Someone asked me today if I believe in love at first sight, fairytale endings, and true love. I said no to first two. I am not to sure if people know how to fall in love any more. I honestly think some people just get married for the great vavcation, spiffy duds, and a chance to get drunk for the sake of getting married.
I have never been married myself, but i have come sloe and every time i had to oull away a day on my calendar i really wanted to duct tape that day back. I don't think I was honeslty in love enough to go through with it. There is some thing about getting attached to someone for the reat of my life that didnt feel right at the time. Granted I have always been that run away birde type but there was something about back then that didnt appeal to me.
Women have told me, there is a moment when a knight is shinning armor comes to their rescue and saves from their life of being single. I used to think of it like that when I was back in my early 20s before my heart was corrupted my cheaters, liars, and theives of the heart, but now I have a whole new idea about it.
If you were tell me that the man that would come up in their shiny armor had red hair, played larp and drove a little green deathtrap of a car, I would be laughing at you. I would be dying laughing, but he would be saving me, from myself.

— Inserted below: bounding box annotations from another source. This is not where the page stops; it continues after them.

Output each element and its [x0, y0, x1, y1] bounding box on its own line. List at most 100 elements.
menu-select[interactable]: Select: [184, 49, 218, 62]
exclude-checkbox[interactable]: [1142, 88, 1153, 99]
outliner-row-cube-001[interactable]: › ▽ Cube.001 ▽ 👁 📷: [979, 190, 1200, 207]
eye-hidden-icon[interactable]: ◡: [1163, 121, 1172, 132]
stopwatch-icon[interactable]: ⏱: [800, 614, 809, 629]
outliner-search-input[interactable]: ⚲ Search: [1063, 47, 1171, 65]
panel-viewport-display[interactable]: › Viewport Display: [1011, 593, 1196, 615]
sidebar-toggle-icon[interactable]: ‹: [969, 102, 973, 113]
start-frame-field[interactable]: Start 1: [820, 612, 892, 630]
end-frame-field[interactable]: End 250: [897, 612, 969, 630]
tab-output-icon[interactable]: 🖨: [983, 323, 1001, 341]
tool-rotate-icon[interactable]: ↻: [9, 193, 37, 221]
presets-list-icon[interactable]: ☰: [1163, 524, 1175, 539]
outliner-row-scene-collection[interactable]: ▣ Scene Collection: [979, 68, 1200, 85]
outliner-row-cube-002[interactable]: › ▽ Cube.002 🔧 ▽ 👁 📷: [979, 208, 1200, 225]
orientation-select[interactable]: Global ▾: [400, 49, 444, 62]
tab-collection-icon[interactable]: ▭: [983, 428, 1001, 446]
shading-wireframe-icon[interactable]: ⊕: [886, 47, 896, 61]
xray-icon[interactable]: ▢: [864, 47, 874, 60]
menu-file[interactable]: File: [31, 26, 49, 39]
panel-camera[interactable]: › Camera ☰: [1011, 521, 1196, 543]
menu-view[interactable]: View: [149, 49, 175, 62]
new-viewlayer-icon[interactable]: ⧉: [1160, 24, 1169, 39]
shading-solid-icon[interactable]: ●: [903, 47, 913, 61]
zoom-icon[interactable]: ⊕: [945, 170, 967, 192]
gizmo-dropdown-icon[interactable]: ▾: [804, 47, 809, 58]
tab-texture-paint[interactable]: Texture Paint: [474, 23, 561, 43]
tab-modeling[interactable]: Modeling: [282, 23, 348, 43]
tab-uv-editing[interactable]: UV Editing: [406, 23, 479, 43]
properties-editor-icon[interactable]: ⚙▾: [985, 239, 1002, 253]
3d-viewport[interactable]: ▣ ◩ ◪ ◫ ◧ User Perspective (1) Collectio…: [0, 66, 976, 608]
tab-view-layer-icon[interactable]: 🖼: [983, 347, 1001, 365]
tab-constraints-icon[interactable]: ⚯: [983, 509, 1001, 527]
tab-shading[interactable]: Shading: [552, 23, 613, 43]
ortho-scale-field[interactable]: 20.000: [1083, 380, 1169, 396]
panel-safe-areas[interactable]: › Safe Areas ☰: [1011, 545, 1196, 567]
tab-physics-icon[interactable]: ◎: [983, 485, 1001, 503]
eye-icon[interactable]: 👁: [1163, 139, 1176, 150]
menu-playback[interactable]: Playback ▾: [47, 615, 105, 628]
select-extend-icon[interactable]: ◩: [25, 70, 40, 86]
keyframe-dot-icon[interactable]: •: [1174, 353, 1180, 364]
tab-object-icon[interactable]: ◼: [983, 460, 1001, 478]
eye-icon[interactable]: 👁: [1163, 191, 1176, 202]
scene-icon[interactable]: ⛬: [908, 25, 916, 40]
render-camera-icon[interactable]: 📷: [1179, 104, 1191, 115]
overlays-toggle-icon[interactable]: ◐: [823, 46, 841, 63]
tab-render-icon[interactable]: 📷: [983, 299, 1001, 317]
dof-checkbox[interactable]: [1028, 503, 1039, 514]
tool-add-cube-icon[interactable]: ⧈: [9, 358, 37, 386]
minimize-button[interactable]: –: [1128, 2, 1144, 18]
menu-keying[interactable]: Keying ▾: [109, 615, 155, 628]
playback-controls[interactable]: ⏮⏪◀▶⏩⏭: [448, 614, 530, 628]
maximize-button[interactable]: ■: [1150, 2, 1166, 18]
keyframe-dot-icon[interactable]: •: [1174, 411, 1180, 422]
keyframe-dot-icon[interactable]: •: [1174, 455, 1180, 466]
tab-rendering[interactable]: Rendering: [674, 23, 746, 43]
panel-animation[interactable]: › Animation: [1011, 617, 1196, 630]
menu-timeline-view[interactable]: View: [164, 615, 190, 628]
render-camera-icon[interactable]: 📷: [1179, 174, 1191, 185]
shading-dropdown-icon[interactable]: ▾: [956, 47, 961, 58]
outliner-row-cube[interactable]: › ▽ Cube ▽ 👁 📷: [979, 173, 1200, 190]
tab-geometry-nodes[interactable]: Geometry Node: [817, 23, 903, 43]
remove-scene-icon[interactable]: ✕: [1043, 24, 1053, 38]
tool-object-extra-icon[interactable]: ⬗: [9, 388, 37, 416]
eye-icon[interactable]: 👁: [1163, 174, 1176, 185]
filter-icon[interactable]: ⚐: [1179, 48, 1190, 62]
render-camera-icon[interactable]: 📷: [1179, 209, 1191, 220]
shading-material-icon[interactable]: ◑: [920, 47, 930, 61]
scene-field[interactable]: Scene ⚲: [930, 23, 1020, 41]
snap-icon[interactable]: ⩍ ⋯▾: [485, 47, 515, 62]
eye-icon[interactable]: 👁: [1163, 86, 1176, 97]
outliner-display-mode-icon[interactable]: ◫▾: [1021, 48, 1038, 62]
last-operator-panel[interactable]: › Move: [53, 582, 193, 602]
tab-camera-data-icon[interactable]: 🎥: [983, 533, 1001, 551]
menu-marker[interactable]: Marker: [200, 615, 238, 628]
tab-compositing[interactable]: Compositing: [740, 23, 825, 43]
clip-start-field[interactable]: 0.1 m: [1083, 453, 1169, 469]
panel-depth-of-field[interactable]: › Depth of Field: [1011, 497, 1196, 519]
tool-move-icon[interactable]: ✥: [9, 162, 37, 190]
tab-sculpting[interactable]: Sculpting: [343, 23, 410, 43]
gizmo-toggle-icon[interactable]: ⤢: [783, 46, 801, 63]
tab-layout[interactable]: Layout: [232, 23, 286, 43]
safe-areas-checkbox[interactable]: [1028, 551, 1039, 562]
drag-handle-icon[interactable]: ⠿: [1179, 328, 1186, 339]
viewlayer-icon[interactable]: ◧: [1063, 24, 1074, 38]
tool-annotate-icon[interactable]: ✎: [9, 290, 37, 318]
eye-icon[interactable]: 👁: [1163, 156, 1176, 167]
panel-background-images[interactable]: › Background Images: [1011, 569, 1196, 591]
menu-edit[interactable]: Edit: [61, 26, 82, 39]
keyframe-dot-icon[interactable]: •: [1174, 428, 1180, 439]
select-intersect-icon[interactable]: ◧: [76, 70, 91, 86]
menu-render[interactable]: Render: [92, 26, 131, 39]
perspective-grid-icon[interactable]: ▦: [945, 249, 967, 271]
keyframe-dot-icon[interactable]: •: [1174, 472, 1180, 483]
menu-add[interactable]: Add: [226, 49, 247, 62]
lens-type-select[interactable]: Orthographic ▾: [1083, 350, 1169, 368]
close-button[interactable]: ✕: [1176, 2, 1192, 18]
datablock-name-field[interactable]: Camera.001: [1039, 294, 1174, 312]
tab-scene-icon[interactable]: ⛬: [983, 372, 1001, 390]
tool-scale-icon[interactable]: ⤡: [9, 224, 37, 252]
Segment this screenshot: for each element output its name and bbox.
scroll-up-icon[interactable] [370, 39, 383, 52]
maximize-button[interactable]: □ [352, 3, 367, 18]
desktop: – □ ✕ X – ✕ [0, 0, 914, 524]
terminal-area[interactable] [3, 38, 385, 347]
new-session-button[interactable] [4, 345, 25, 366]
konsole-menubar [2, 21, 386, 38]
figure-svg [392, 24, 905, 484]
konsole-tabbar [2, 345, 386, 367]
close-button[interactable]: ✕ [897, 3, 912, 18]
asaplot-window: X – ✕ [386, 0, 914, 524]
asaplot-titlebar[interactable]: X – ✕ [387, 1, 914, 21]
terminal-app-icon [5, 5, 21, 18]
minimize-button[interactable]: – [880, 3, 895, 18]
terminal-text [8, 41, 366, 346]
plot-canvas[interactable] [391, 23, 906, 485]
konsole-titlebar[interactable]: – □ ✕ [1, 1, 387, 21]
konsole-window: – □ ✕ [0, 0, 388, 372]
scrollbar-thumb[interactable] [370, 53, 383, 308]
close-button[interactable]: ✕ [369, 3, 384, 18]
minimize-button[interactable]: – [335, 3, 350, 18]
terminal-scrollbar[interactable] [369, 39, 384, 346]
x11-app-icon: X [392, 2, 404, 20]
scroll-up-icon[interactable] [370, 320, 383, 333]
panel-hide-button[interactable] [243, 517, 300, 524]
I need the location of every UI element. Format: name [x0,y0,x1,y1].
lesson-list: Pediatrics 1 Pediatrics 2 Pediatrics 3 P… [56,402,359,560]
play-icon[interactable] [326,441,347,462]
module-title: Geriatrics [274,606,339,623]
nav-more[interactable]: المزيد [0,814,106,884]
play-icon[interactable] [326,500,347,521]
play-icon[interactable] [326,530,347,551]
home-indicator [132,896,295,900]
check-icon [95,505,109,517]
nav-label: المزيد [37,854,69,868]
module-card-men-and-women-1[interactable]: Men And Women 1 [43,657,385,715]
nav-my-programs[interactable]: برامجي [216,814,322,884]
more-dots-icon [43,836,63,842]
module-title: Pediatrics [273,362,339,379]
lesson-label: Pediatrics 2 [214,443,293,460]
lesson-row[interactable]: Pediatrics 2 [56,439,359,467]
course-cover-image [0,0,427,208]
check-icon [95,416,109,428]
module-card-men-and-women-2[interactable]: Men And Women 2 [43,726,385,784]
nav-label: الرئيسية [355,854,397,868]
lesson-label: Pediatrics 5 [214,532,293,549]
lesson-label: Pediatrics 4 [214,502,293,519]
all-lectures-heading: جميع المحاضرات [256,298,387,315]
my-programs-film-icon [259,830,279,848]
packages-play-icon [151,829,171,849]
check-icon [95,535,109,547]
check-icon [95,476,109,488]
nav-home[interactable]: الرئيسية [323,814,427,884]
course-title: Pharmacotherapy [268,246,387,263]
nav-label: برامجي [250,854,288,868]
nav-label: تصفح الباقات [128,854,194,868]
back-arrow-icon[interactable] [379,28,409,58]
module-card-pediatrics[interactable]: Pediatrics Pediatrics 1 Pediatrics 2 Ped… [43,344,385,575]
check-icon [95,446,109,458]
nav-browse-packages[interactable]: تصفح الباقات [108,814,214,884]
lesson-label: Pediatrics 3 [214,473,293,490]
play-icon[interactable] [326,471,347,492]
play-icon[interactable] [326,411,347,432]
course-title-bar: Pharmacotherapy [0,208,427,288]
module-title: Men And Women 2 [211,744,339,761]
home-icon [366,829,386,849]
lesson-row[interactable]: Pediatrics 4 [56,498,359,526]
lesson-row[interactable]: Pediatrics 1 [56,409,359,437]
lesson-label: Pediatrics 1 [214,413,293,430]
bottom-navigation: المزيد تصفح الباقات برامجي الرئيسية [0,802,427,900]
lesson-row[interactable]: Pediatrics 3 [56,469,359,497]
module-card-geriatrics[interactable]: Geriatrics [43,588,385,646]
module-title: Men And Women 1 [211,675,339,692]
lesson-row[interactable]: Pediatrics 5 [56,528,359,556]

I never needed to be saved from being single. I was fine as long as I have some D batteries and someone to make out with here or there, but I would admit not having someone to pull me out of my own self doubting funk is nice.
There would be moments that I needed to have someone to talk to other than my kids, facebook, and non exsisting people, but hey I still got through it. It built character stuff, I dont know. Until Chris I truly dont know how I could have functioned so much. Someone that understood me, didnt want to change me, thought that I was pretty and had my back about stuff that didnt even envolve him was kind of nice.
I dont know if you would call it a rescue but fairy tales? Fairy tales is always going to be something different to other people. My fairy tale, white is shinning moment from him would be when he told me he loved me for the first time. It was a moment that I have been fighting, I didnt want to fall in love with someone, I thought that it wasnt going to end well, and I kep on saying that he is going to leave. I was ok with being a summer romance, at least I got my fuck on here and there but falling in love was the last thing that I ever wanted but I am glad that I did. It was just that moment when he said first, I saw in his eyes he meant it, the ways his arms held me, and how nothing in that one pure moment was going to be ruined. That was fairy tale ending, that was the moment was he saved me.